Updated patch set (Q2 2016 CU4)

Upgrading patch set to Q2 2016 Service Pack with Cumulative Update 4.

  • Numerous quality improvements and bug fixes
  • Security updates

Database firewall update

Updated database firewall to enable the creation of an additional standby database. Our current standby database is falling out of warranty, and may need to be replaced.

Incident analysis

During the upgrade process, Blackboard's installer makes several database changes. Due to an oversight in our maintenance checklist, an open connection from bbprd3 retained a lock on one of the database objects that was scheduled to be modified (bblearn.is_commit_disabled). The installer running on bbprd1 was unable to acquire a lock on that object, and timed out with an ORA-04021 error at 5:42 AM.

Technical staff made several attempts to safely clear the lock and re-run the installer, including a database restart, but the installer was still encountering an ORA-04021 timeout error. Given that the restart should have cleared all sessions, it is possible that a race condition within the upgrade installer was causing subsequent timeouts.

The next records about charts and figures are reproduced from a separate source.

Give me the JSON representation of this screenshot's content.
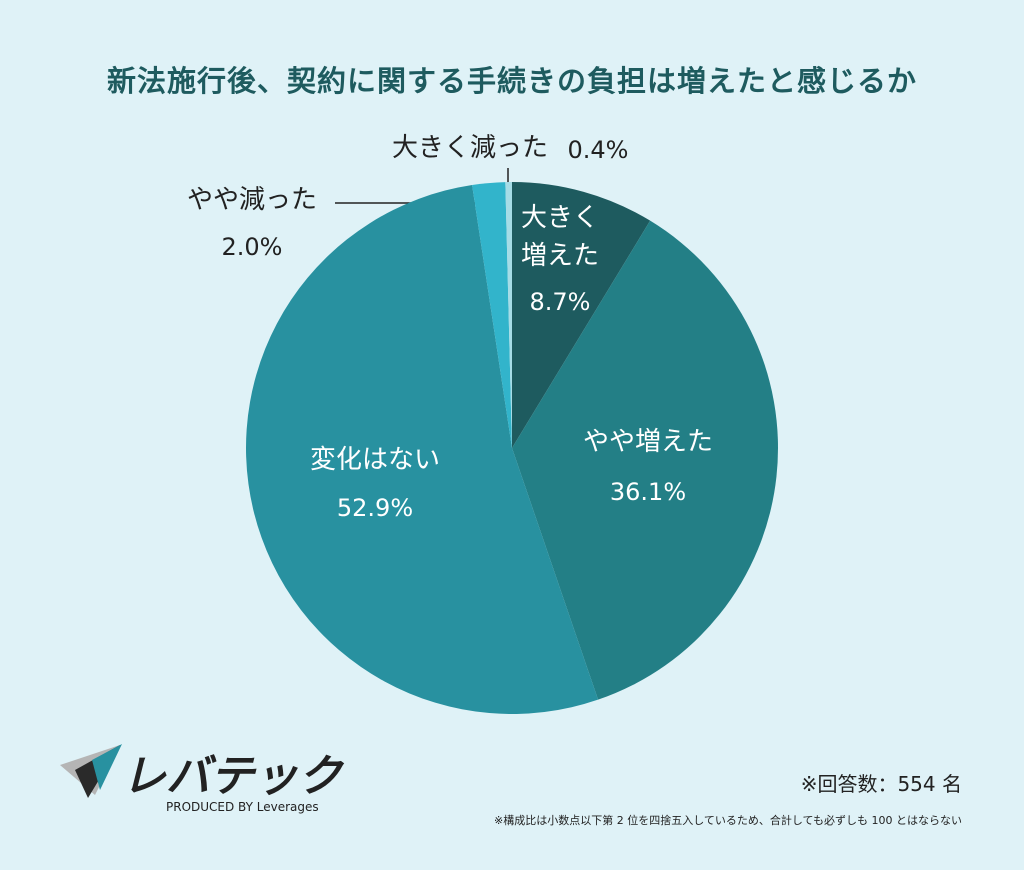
{
  "chart_data": {
    "type": "pie",
    "title": "新法施行後、契約に関する手続きの負担は増えたと感じるか",
    "categories": [
      "大きく増えた",
      "やや増えた",
      "変化はない",
      "やや減った",
      "大きく減った"
    ],
    "values": [
      8.7,
      36.1,
      52.9,
      2.0,
      0.4
    ],
    "value_labels": [
      "8.7%",
      "36.1%",
      "52.9%",
      "2.0%",
      "0.4%"
    ],
    "colors": [
      "#1e5b5f",
      "#237f86",
      "#2891a0",
      "#32b4cb",
      "#a6dce6"
    ],
    "annotations": [
      "※回答数：554 名",
      "※構成比は小数点以下第 2 位を四捨五入しているため、合計しても必ずしも 100 とはならない"
    ]
  },
  "logo": {
    "name": "レバテック",
    "tagline": "PRODUCED BY Leverages"
  }
}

Once it was clear that maintenance would run past the scheduled 7:30 AM end time, technical staff decided to check into options for a rollback. Since the upgrade installer had run but had not completed, Blackboard application servers were left in an uncertain state; emergency contact with vendor support determined that the safest options to restore service would be (a) a complete restore from system backup, or (b) finding a way to complete the installation.

Technical staff decided to make one more attempt at running the installer, with the restore option available as a failsafe.

At 8:05 AM, technical staff were able to clear the database lock by forcibly bouncing the session which held it. This allowed the remainder of the upgrade to proceed as planned, and Blackboard returned to normal operation at 9:11 AM.

Future action steps

In the future, DLT will hold a peer review of maintenance checklists prior to any major upgrade installation.

DLT will confirm updated steps for a system restore with new Blackboard releases.

DLT will confirm updated escalation process for emergency vendor contact.